Well, fall is here! The trees did pretty well this year. The Cox’s Orange Pippin had a bunch of apples on it. Actually, four of my seven trees had at least one apple. I waited a bit too long to harvest my Cox’s Orange Pippin apples and they were starting to get mealy. Another round of deer nibbled on my trees, but left the apples alone. I thought that was kind of weird.
I’ve spent some time at Moore Orchards this fall. Was able to pick some Yellow Transparent apples for my grandma late in the summer. Been hitting up the orchard every Saturday for the past few weeks to get more apples. My wife has also been eating a lot of apples and together, we have eaten over a bushel in less than a month. Her favorites are 20oz and Jonathon.
May was an interesting month. The trees bloomed for the first time. They also had their first fruit set. Here is a picture of the Hauer Pippin with a growing apple.
The Cox’s Orange Pippin had TONS of flowers on it and looks like it might have some fruit. I’ll have to make sure the apples don’t get too heavy on the branch and bust it. That’s the last thing I need on that tree! A few weeks ago, I tilled up the soil again and prepped it for the pumpkins and watermelons I planted among the trees. Going to plant some blueberries just north of where I planted the apples.
Two trees did not bloom this year. One was not a surprise. The Northern Spy isn’t a big surprise. It has been known as a tree that takes its time to get ready. The other one was the Braeburn I transplanted last year. I hacked it back a bit. It had this ugly curve and some dead branches. It’s leaved out and hopefully next year it will be happy.
Yesterday was probably the nicest day we have encountered so far this spring. After I let the dog out, I walked over to the mini orchard to look at the progress the trees have been making. That’s when I made the discovery I didn’t want to make; deer had been there. They bit the tops off of almost every branch on my Cox’s Orange Pippin. That’s bad news to me because it’s the smallest tree and the one i’m most worried about. They had bitten the buds off of a few other ones. The ground was wet and I have somewhat of a ground mole problem, so you could see the deer tracks plainly.
My best guess is that because of the flooding we have had this past week, the deer finally found their way into my front yard. Dave, my neighbor, commented on my facebook rant that he has seen deer tracks in his front yard. The only thing I think saved me is that a car probably drove by and scared the deer. I had to put my fencing back up around the trees to protect them until the flood waters recede and stuff starts growing back in the national wildlife refuge so they will leave my trees alone.
That is the question today. March was rather miserable with the cold and just enough snow to tease.

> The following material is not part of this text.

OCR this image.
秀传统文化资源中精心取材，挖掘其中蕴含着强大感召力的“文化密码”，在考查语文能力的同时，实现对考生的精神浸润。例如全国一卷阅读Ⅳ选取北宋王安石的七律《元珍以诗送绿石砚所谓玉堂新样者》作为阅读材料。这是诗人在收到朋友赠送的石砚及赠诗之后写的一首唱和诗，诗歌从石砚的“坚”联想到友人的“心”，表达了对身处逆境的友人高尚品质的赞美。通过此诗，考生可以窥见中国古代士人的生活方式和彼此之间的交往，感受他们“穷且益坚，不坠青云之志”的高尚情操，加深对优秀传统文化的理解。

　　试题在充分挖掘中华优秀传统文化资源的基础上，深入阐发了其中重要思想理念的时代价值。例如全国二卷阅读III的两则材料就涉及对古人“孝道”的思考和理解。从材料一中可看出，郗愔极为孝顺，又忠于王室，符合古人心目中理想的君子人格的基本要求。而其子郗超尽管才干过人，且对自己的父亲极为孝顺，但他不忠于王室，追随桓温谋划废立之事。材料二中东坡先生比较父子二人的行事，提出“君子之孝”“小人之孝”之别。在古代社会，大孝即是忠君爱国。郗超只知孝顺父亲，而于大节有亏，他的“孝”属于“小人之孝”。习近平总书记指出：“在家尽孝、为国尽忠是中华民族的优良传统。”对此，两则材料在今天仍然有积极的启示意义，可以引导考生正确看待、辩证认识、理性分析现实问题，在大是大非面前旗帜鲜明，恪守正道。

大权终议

Either give me snow, or let’s move to the next season. It wasn’t a total waste though. We did the usual Easter thing with the trees. I removed the fencing around them and we hung eggs with giant marsh mellows inside of them. Talking to my colleague Terry Moore, I learned how I should trim my transplanted Braeburn. The thing about it was the shape. It was horrid. Bent over like a 90 year old grandpa.
He told me to cut it off about a foot above where it branches out. I’m not 100% sure that’s what he said to do, but that’s how I interpreted it. Cut quite a bit off. Fine with me though! Not all crooked anymore!
Seriously considering planting some blueberries this season. I made an initial email to the folks at Russell’s Blueberry Farm. It’s pretty close to here and they also sell plants. Have been thinking about planting 10 high bushes of different varieties. To get that many and the kind I want, it might take buying some one or two year plants. They will be fairly small. If I can get them at the price I want, then it will be worth it.